Yelp is an American Company responsible for maintaining Yelp.com, a famous platform oriented towards crowd sourced reviews of business all over the world, having achieved more than 200 million reviews and more than 5 million business reviewed in 2021.
Having a extensive and rich database, Yelp offers a subset of it's data freely for learning purposes, containing information about real business, users, tips, reviews and checkins on the platform. The idea of this project is to create a Data Lake to store this data and prepare it for a data analysis through a dashboard containing some metrics and charts filtered for each business present on the dataset.
The main learning goals of this project are:
- Practice the building of a Medallion Structure Data Lake using PySpark.
- Use AWS Athena to support Data Visualizations on a external tool.
The Project Architecture is mainly based on a Medallion Architecture Data Lake, containing three layers (Bronze, Silver and Gold) containing the raw data, processed data and analytical grouped views, respectively. The loading and processing of each of these layers was done using Apache Spark through Pyspark.

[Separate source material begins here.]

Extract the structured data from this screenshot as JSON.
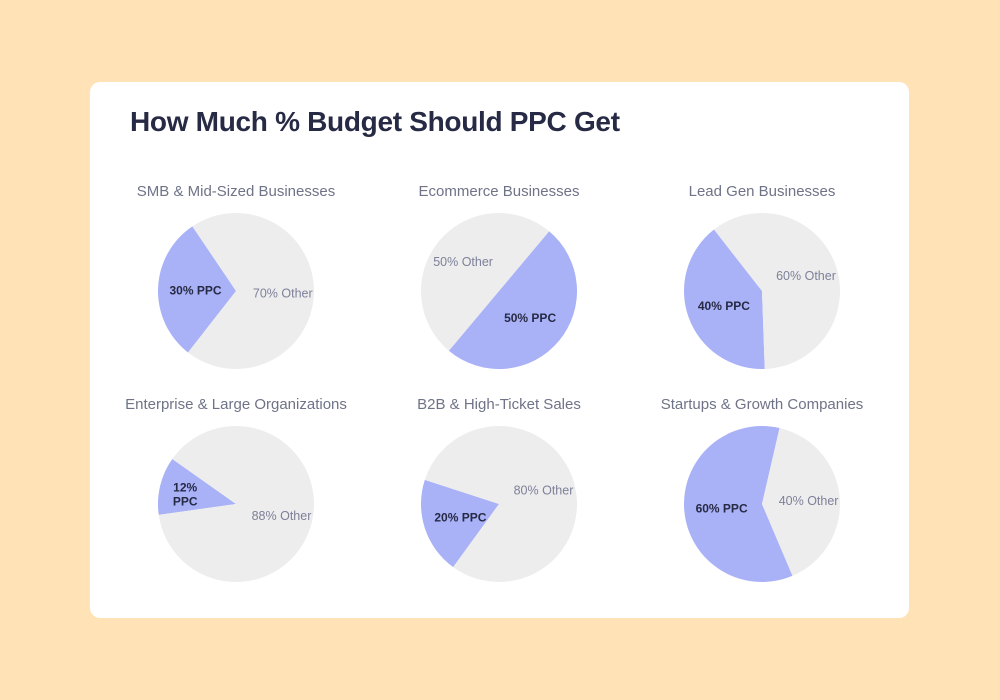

The generated data is them submited to AWS Glue Crawlers, which obtain their schema allowing them to be queried and analyzed through AWS Athena, which basically is a data analysis tool that allows to execute SQL queries over unstructured data stored S3 Buckets, such as the ones on this project's data lake.
Using a proper Athena connector in Python, queries can be sent to it directly from code and the results are directly obtained as Pandas Dataframes, which can them be further manipulated to be visualized on a Streamlit application.
To visualize the data, an Streamlit application was developed, containing a single main page where some metrics and charts are generated for a selected business through a search bar. The application contains, for each business:
- The Average Rating and Number of Reviews
- List of Categories and Attributes
- Business Location on a Map
- Review Ratings Distribution
- Word Cloud of most common words in all Reviews
- Time Series of Checkins
- List of most frequent Customers
The application can be acessed here.
- The Review Data contains the full text of each user review, which could be a potential dataset for NLP applications and Sentiment Analysis.
- The User Data contains data about User Friends, which could be converted to a Graph Dataset that could feed a robust Recomendation System.
- The performance on the Streamlit dashboard, despite not being the main focus of this project, is not good enough for a pleasant user experience, so trying to optmize it on the code somehow or changing the visualization tool to a better one could also be a desired next step for improving the project.